Pendant quatre jours, 60 statuettes et objets rituels d'Océanie, 50 d'Afrique, 36 des Amériques et 4 d'Asie doivent être examinés. Il était nécessaire d'avoir une visibilité interne d'objets peu ou pas déplaçables en raison de leur fragilité.

Dans certaines de ces statues, les chercheurs pensent découvrir des dents, des fossiles, des cristaux, des bijoux, des graines, des fragments de vêtements ou de suaires de personnages importants.

"C'est une autopsie virtuelle. Cette recherche doit apporter une meilleure connaissance anthropologique de la fabrication de l'objet et de son usage, et permettre de retrouver un peu d'un patrimoine immatériel", estime le docteur Charlier.
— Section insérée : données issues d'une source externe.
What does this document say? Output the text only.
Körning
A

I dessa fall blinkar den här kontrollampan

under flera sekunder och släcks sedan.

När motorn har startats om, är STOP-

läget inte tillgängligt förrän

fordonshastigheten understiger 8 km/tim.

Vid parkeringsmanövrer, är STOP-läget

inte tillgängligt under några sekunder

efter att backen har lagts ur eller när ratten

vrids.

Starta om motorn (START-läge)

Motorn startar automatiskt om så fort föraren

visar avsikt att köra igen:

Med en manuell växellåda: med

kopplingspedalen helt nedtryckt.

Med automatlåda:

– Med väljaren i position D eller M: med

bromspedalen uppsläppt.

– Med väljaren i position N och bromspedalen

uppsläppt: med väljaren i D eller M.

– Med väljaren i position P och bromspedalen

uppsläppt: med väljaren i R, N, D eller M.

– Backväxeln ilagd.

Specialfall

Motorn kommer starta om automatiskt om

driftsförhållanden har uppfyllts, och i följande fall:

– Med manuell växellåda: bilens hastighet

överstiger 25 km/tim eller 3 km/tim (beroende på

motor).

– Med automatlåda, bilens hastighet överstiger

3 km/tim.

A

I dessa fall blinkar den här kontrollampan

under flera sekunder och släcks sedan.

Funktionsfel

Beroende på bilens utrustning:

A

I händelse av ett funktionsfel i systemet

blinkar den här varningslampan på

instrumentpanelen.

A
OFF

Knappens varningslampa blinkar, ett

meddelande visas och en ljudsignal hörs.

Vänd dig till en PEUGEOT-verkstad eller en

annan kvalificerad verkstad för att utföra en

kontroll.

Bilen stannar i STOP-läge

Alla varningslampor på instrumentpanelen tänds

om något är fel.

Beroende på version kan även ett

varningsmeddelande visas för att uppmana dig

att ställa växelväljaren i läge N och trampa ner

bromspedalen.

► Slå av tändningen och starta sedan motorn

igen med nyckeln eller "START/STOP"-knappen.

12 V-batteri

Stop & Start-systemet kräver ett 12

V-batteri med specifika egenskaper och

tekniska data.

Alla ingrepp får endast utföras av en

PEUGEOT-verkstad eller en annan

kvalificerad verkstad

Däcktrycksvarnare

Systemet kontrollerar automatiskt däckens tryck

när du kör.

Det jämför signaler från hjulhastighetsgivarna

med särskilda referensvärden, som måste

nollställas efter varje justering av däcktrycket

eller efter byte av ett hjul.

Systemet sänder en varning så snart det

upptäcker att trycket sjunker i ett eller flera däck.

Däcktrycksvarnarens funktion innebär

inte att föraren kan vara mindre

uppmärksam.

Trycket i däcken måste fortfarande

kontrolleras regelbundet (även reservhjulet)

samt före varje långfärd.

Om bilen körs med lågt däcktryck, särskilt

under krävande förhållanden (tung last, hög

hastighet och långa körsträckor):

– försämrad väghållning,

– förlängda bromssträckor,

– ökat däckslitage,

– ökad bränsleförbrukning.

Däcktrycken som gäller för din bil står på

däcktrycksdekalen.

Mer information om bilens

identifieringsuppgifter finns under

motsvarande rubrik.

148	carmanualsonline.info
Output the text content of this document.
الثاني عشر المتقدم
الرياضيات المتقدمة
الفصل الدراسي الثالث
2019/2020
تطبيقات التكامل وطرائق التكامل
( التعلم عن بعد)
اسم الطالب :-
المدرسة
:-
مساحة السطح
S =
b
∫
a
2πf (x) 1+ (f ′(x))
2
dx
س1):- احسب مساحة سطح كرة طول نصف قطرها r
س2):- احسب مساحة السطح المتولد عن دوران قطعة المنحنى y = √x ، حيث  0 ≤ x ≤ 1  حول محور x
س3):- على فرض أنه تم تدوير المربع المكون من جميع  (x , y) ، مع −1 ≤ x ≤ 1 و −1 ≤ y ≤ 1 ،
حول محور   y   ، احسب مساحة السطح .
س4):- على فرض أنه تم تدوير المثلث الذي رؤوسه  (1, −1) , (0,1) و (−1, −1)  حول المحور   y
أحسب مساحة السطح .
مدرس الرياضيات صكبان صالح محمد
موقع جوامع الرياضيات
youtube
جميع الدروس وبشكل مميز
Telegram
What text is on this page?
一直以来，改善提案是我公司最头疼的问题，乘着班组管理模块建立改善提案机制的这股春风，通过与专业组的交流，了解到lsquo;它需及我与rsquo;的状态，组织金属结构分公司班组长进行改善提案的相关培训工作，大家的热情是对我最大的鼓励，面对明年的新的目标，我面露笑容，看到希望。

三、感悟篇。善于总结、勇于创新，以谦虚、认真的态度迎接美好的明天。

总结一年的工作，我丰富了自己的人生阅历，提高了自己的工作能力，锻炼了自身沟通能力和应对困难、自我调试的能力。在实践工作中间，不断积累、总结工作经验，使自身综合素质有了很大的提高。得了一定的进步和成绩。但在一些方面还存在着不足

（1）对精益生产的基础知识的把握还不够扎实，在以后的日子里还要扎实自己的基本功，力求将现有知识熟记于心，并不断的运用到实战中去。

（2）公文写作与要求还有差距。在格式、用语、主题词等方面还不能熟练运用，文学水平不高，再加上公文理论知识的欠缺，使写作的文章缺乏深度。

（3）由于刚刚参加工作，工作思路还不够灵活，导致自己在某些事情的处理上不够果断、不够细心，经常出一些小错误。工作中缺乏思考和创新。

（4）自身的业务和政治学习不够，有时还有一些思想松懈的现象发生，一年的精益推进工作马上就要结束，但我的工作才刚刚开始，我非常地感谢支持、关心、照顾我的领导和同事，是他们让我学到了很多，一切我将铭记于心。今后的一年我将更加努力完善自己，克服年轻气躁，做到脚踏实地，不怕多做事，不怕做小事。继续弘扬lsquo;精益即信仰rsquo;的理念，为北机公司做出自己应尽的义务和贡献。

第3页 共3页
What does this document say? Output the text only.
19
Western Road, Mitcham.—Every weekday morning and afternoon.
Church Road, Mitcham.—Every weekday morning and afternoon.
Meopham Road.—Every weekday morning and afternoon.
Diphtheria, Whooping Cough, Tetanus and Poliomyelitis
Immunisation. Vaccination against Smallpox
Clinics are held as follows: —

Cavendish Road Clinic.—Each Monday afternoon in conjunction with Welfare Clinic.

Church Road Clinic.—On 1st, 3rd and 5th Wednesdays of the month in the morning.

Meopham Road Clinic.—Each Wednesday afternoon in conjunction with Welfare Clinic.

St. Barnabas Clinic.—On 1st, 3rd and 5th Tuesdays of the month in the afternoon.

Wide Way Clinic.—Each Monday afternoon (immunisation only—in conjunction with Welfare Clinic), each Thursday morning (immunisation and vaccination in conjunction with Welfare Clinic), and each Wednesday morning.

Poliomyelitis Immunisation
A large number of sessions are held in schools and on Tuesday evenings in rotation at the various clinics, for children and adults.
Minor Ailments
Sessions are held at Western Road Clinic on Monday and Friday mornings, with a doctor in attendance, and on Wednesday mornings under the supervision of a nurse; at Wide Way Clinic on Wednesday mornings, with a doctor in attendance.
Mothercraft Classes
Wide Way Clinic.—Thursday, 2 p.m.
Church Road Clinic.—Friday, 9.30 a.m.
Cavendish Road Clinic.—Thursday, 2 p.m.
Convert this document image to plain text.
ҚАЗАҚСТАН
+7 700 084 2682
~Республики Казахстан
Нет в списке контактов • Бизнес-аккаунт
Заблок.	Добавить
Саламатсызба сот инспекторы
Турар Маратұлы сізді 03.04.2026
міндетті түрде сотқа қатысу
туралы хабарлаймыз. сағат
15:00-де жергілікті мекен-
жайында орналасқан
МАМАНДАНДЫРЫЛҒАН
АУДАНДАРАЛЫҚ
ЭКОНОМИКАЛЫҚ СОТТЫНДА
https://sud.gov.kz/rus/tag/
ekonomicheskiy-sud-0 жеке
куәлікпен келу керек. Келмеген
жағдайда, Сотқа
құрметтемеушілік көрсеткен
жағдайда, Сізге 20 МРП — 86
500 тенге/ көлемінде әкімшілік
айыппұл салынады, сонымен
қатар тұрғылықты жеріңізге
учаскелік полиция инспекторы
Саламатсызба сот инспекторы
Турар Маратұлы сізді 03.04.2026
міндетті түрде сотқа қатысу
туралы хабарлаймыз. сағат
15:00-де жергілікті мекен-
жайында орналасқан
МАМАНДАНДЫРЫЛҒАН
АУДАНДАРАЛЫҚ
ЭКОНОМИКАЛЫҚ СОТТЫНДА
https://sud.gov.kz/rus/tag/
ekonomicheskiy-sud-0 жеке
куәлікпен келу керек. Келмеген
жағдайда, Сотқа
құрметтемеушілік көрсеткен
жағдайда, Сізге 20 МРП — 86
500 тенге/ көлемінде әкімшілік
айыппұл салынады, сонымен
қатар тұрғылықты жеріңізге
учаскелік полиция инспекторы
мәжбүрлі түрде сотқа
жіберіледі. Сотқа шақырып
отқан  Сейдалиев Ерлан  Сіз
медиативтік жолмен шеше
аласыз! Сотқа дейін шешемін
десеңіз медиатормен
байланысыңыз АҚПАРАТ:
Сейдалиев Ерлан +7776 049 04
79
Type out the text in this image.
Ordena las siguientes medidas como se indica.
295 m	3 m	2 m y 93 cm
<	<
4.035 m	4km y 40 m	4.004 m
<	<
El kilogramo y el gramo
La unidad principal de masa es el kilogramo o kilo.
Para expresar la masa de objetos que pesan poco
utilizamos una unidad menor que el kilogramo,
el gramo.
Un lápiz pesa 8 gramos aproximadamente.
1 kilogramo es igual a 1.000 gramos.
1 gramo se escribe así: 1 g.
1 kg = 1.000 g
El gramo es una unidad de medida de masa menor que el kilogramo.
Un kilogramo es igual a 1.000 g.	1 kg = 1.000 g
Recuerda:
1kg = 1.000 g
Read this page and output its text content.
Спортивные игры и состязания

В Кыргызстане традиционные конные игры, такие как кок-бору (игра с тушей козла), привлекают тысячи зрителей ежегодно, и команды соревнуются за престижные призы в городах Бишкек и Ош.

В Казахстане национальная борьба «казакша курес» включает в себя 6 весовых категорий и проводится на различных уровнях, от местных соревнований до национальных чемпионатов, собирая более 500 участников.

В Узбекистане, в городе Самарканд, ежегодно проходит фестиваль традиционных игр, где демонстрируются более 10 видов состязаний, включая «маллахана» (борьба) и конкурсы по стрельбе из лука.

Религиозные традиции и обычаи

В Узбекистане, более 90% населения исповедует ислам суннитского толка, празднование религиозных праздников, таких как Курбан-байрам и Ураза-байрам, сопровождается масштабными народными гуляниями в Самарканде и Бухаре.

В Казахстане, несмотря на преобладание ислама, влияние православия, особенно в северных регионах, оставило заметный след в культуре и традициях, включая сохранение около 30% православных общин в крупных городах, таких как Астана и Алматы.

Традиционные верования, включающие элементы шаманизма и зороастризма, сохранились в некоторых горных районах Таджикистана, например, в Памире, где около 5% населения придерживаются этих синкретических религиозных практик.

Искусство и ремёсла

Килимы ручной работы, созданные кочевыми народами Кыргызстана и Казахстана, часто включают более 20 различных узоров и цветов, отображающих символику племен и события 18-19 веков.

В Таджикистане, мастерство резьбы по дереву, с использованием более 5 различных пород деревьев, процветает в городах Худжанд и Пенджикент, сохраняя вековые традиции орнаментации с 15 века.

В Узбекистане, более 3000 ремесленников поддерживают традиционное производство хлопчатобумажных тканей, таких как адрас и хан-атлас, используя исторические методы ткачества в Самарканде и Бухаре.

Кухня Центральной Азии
A 41 ans, ce médecin légiste, anthropologue et paléopathologiste, qui s'est occupé de migrants et de prisonniers, a choisi d'ouvrir une nouvelle page de sa vie en s'occupant de "patients atypiques": squelettes, momies, objets d'art premiers.

Un an d'analyse en vue

Une équipe interdisciplinaire associant anthropologues, ethnologues, archéologues, historiens d'art, botanistes, zoologues étudiera pendant un an les coupes et les reconstitutions en 3D que permettent ces scans. Les résultats seront rendus publics dans des revues de référence.